New York City Department of Transportation (DOT) Commissioner Janette Sadik-Khan today joined Bronx Borough President Ruben Diaz Jr. and City Council Transportation Committee Chair James Vacca (Bronx) to announce the start of the city’s first-ever Neighborhood Slow Zone, in the Claremont neighborhood of the Bronx, reducing the local speed limit from 30 m.p.h. to 20 m.p.h. and adding traffic calming measures to make residential streets even safer and more welcoming for local residents. DOT is also launching a new application process allowing communities to request slow zones in residential areas in all five boroughs at www.nyc.gov/dot. Neighborhood Slow Zones were announced last year as part of the DOT’s landmark Pedestrian Safety Study and Action Plan to continue to reduce the number and severity of traffic crashes on residential streets following the four safest years in New York City’s history. The Claremont Slow Zone is marked by the city’s first street-flanking, eye-catching blue “gateway” signs that clearly indicate the entrance of the slow zone, and 28 new signs mark the 20 mph speed limit in and around the zone. The zone itself is self-enforcing, with nine new speed bumps installed in addition to the five already installed on streets within the quarter-square-mile zone, and “20 MPH” is being stenciled in eight-foot-high letters at 45 other locations in the zone. The Commissioner was joined by Borough President Diaz, Council Member Vacca and local leaders at the intersection of 167th Street, Vyse Avenue and West Farms Road, one of the 14 gateway entrances to the slow zone.
“Local neighborhood streets are not highways, they are not shortcuts, they are where New Yorkers live,” said Commissioner Sadik-Khan. “While fatalities and serious injuries are at record low levels in New York City, too many of the remaining crashes are still preventable, and one in four traffic fatalities involved unsafe speed. A pedestrian struck by a car going 40 mph has a 70 percent chance of dying while a pedestrian stuck by a car going 20 mph has a 95 percent chance of surviving. Making neighborhoods safer can be as simple as reducing the speed on our residential streets.”
“We know for a fact that slower drivers mean safer streets, and the implementation of this ‘slow zone’ in Claremont will lead to a safer community for children, parents, our senior citizens and everyone who lives in this great Bronx neighborhood,” said Borough President Ruben Diaz Jr. “I thank the Department of Transportation and Commissioner Janette Sadik-Khan for bringing this pilot program to the Bronx, and I look forward evaluating its success in the future.”
“When local communities ask for 20 mile an hour speed limit signs, we must make them available as a tool in our fight against those who place the lives of others in jeopardy,” said City Council Member Vacca. “Speeding kills! I am very supportive of attempts to reduce speeding because doing nothing about this problem is not an option. We need greater enforcement of speeding laws and special attention to chronic speeding locations as part of a zero tolerance strategy.”

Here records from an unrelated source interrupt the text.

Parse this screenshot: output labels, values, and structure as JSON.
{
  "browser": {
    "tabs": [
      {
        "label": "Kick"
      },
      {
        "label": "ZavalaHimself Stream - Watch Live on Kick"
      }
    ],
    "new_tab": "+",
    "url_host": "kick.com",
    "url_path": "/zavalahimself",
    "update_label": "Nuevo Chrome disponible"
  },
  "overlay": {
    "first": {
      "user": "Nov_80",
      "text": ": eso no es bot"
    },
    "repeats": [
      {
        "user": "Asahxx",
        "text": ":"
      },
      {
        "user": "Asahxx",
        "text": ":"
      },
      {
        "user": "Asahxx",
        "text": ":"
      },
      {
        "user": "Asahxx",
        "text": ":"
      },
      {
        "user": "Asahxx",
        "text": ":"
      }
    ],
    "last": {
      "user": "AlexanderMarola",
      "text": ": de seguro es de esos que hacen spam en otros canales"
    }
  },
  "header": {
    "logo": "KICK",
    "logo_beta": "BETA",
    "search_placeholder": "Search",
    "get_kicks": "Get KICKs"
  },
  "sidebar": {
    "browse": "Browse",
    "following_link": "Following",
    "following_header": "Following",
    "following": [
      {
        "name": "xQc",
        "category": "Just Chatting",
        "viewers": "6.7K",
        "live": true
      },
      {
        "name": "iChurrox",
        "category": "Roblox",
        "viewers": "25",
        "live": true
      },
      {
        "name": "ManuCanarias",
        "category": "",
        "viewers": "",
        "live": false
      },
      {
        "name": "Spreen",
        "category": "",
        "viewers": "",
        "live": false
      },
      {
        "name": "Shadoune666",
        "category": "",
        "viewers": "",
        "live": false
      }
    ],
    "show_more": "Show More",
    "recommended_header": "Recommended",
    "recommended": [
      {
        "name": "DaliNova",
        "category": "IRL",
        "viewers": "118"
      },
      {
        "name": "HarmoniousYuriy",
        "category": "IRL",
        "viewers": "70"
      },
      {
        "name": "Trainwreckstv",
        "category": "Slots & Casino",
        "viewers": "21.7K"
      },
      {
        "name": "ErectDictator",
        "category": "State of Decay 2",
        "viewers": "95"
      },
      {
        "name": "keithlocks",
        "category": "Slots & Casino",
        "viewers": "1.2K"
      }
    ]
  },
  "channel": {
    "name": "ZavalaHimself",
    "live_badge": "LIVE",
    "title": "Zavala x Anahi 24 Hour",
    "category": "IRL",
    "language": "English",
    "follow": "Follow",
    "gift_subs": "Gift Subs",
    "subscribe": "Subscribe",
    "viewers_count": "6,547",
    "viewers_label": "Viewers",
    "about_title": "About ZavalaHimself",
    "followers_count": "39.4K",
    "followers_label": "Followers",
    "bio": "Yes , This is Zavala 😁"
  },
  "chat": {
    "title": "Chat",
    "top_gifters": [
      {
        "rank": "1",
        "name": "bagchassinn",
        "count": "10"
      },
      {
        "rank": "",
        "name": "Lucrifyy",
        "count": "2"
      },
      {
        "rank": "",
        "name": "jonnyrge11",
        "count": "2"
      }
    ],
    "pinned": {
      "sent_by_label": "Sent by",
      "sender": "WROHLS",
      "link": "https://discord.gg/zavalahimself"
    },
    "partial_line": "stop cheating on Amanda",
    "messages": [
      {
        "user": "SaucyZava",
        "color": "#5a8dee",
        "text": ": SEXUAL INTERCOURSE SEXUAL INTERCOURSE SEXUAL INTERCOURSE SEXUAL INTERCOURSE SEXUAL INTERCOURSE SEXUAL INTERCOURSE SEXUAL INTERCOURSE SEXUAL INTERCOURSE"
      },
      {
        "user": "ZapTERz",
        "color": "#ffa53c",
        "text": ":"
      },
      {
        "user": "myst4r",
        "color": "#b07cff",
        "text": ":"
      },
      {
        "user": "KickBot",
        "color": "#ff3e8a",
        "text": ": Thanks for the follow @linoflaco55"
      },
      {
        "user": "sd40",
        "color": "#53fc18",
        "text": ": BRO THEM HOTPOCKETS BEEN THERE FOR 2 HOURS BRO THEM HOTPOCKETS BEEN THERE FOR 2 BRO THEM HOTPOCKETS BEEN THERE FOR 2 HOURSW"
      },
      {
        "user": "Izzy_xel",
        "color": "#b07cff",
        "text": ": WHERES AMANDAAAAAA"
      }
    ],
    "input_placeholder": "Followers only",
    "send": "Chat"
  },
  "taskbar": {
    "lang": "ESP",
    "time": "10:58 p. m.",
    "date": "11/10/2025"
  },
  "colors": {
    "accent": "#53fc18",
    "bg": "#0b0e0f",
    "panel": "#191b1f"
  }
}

The Claremont Neighborhood Slow Zone is bordered by Southern Boulevard; 167th Street/Westchester Ave.; West Farms Road/Boone Avenue; and East 174th St. Claremont was selected for its relatively high frequency of serious traffic crashes and for the area’s definable boundaries that could be easily marked for a zone. Between 2005 and 2009 there was one fatality in the largely residential area, which also houses six schools. The zone itself is a self-enforcing, reduced speed area using speed humps, markings and signs. Slow Zones are also expected to reduce cut-through traffic and traffic noise in residential neighborhoods. Community Board 3 approved the zone in May.
DOT will continue to create Slow Zones in response to applications from communities, available at www.nyc.gov/dot. After each round of applications, DOT will select appropriate locations, work with communities to design and install the Slow Zones, and present to local Community Boards for approval. Potential locations for the slow-speed zones are evaluated by severity crashes per mile and criteria such as the number of schools, senior and day care centers, as well as consideration of truck and bus routes and roadway types.
In the last four years, DOT has enhanced street safety engineering in all five boroughs, including through the Safe Streets for Seniors and Safe Routes to Schools programs. Safety improvements continue be installed throughout the city, including the addition of pedestrian countdown signals at more than half of the 1,500 locations in all five boroughs announced last year and installing more than 1,500 speed bumps citywide.